The everything-including-the-kitchen-sink script was by Oury, Marcel Julian and Daniele Thompson – the director's daughter. Thompson followed in her father's footsteps by later herself becoming an acclaimed director. More recently, she has worked with her son on a number of profitable comedies, including Season's Beatings (1999) and Jet Lag (2002). Thompson, who began at the top – co-writing the phenomenal Vadourille, commented on working with relatives of the opposite sex (“What I had experienced with my father was rich; it can be great for a man and a woman to work together, because you’ll both bring different points of view, as well as perspectives from different generations”). This is an absolute truism – as evidenced by Monti's character, not just the usual beauteous bimbo dressing. As Sofia Scannapieco, Monti not only gets down and dirty with Niven and Belmondo, but memorably winks at her formidable sexuality via a hilarious moment where, in full bikini seduction mode, she swings off a balcony toward a femme fatale-friendly open shower system designed to keep her perpetually wet.
Composer Georges Delerue's BRAIN music, too, merits attention, as it jubilantly parodies the psychedelic sound of the era – right down to the riotous pop title song, sung at various interludes by The American Breed (known primarily for their hit, “Any Way That You Want Me”); The lyrics sing for themselves and feature such gems as “There's a handsome price on his handsome head...” Hey, how can one NOT love a song that offers as its lead-in: “Who's got a computer for a mind?”

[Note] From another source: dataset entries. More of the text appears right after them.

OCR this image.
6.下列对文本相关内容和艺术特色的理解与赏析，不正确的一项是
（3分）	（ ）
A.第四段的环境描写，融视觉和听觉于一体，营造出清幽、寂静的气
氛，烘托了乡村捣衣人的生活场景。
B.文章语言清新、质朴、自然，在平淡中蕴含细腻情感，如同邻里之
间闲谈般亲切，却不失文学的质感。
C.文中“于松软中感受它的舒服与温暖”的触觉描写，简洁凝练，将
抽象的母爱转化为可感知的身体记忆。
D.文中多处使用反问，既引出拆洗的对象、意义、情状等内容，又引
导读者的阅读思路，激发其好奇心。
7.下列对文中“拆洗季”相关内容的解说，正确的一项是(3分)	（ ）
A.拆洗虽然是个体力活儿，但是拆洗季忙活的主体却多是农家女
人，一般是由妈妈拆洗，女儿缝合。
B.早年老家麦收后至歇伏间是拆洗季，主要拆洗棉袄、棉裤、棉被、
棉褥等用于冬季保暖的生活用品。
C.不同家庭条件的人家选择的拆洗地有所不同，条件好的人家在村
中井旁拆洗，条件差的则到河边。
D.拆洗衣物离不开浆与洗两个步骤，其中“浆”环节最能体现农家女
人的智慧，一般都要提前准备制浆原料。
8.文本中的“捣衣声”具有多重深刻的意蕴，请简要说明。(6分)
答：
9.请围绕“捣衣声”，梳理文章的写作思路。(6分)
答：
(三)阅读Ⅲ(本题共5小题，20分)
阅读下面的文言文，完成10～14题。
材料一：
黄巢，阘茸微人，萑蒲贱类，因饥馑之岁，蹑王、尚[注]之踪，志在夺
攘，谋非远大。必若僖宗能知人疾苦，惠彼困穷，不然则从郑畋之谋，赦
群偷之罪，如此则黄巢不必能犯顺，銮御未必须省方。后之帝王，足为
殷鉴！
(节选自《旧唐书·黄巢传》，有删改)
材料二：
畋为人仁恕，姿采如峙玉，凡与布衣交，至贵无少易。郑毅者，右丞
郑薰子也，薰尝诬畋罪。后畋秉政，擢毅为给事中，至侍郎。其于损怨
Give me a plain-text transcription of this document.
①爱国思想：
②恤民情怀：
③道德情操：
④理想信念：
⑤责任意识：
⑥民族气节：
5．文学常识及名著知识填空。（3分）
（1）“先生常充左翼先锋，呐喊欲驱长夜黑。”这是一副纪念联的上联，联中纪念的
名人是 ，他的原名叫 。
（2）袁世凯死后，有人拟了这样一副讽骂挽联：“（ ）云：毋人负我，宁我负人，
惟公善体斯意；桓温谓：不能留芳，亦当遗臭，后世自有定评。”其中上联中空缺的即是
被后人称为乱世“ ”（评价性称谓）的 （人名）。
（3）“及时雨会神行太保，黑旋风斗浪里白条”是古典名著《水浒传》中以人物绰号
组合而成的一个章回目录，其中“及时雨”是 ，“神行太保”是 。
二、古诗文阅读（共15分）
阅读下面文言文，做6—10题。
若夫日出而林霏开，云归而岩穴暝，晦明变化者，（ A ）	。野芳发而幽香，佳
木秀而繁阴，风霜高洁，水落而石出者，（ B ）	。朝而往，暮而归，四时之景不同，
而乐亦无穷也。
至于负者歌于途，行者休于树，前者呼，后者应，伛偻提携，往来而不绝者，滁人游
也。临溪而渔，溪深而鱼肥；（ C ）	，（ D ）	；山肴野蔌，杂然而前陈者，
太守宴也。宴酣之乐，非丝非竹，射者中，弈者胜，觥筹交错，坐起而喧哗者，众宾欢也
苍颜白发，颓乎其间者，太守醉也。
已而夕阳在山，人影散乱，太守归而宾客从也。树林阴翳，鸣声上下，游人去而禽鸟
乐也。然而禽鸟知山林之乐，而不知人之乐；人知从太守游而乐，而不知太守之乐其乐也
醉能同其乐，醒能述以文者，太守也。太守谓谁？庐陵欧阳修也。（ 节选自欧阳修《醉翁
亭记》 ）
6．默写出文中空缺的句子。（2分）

The Olive/Gaumont transfer of THE BRAIN is plain out stupendous, virtually pristine, razor-sharp imagery and crisp mono sound; I daresay it looks much better than had it been part of their generally excellent Paramount series. The movie's 115 minute running time effortlessly flies by with one wacky episode crowning another. Viewers who look upon foreign films with disdain take note: 90% of THE BRAIN is visual, and what with its attractive cast, great score and retro look...well, you've got nothing to carp about. Besides, where else can you find a movie that gives equal time and respect to both Henri-Georges Clouzot AND Jacques Clouseau?
THE BRAIN. Color [FranScope, 2.35:1; 1080p High Definition]; Mono audio [1.0 DTS-HD MA]. UPC # 887090033909; CAT # OF339. SRP. $29.95.
Also available on DVD: UPC# 887090031905; CAT # OF319. SRP: $24.95.